Vaccine efficacies (with COVID-19 examples) - Bayesian posterior VE/CI calculations

13 minute read

It was interesting to see that Pfizer/BioNTech used a Bayesian analysis of the primary endpoint for its COVID-19 vaccine. There are a few posts on this already last year (see resources section below), so I will try not to repeat everything. The goals of this post is to provide (1) an overview of the methods used in assessing vaccine efficacy, (2) more details on the Bayesian statistical analyses, including adjustments for surveillance time (albeit minor, but was used in the Pfizer/BioNTech study) for the sake of completeness and in fully recapitulating the results reported, and (3) adopt this method for the analysis of other select COVID-19 vaccines (which originally used frequentist approaches).

Vaccine efficacy

The way we measure vaccine efficacy is defined as follows,

\[\text{vaccine efficacy (VE)} = 1 - R\]

The R can be ratio of risks (RR, risk ratio); rates (IRR, incidence rate ratio); or hazards (HR, hazard ratio). Because of the ratios, we see that vaccine efficacy is a relative measure - in how much relative reduction in infection or disease in the vaccinated group compared to the unvaccinated group. A VE of 90% means there are 90% fewer cases in the vaccinated group compared to the placebo group. We will use the subscripts \(_v\) and \(_p\) to denote vaccinated and placebo groups, respectively; but obviously the discussion is applicable for comparing between any two treatment arms - not necessarily have to be a placebo.

With RR

\[\text{VE} = 1 - \text{RR} = 1 - \frac{c_v/N_v}{c_p/N_p}\]
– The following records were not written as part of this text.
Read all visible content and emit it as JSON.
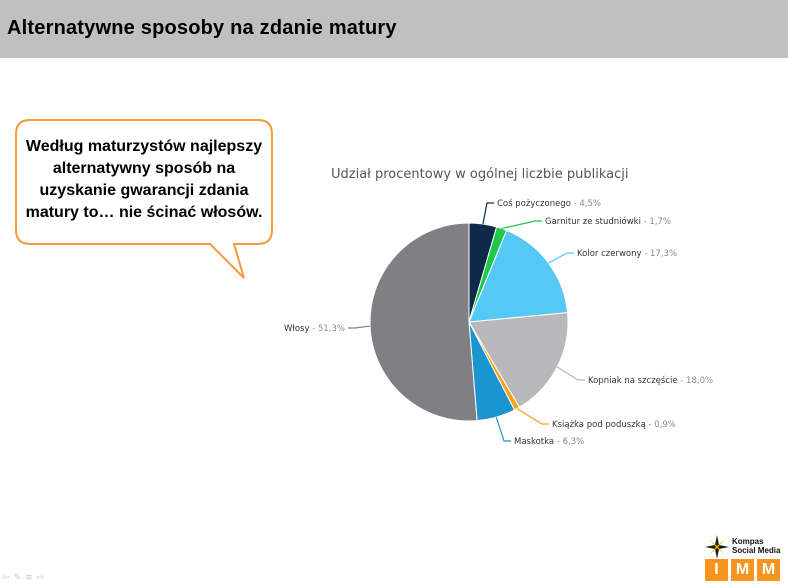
{
  "header": {
    "title": "Alternatywne sposoby na zdanie matury"
  },
  "callout": {
    "lines": [
      "Według maturzystów najlepszy",
      "alternatywny sposób na",
      "uzyskanie gwarancji zdania",
      "matury to… nie ścinać włosów."
    ]
  },
  "logo": {
    "line1": "Kompas",
    "line2": "Social Media",
    "letters": [
      "I",
      "M",
      "M"
    ]
  },
  "colors": {
    "accent": "#f39a3c",
    "header_bg": "#c0c0c0"
  },
  "chart_data": {
    "type": "pie",
    "title": "Udział procentowy w ogólnej liczbie publikacji",
    "slices": [
      {
        "label": "Coś pożyczonego",
        "value": 4.5,
        "value_label": "4,5%",
        "color": "#0e2a4b"
      },
      {
        "label": "Garnitur ze studniówki",
        "value": 1.7,
        "value_label": "1,7%",
        "color": "#1fc74a"
      },
      {
        "label": "Kolor czerwony",
        "value": 17.3,
        "value_label": "17,3%",
        "color": "#56c8f5"
      },
      {
        "label": "Kopniak na szczęście",
        "value": 18.0,
        "value_label": "18,0%",
        "color": "#b9b9bc"
      },
      {
        "label": "Książka pod poduszką",
        "value": 0.9,
        "value_label": "0,9%",
        "color": "#f7a21b"
      },
      {
        "label": "Maskotka",
        "value": 6.3,
        "value_label": "6,3%",
        "color": "#1a95cf"
      },
      {
        "label": "Włosy",
        "value": 51.3,
        "value_label": "51,3%",
        "color": "#808084"
      }
    ]
  }
}
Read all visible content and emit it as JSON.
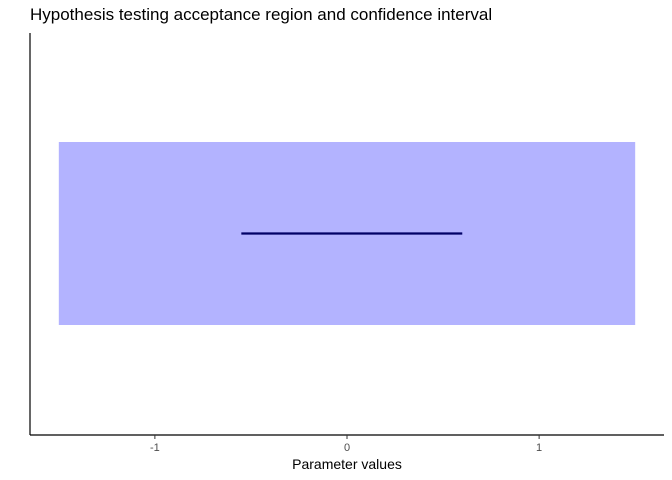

where \(N_v\) and \(N_p\) are the total number of participants in the vaccinated and placebo group, respectively.

With IRR

\[\text{VE} = 1 - \text{IRR} = 1 - \frac{c_v/T_v}{c_p/T_p}\]

where \(T_v\) and \(T_p\) are the time-person years for the vaccinated and placebo group, respectively.

With HR

\[\text{VE} = 1 - \text{HR} = 1 - \frac{\lambda_v}{\lambda_p}\]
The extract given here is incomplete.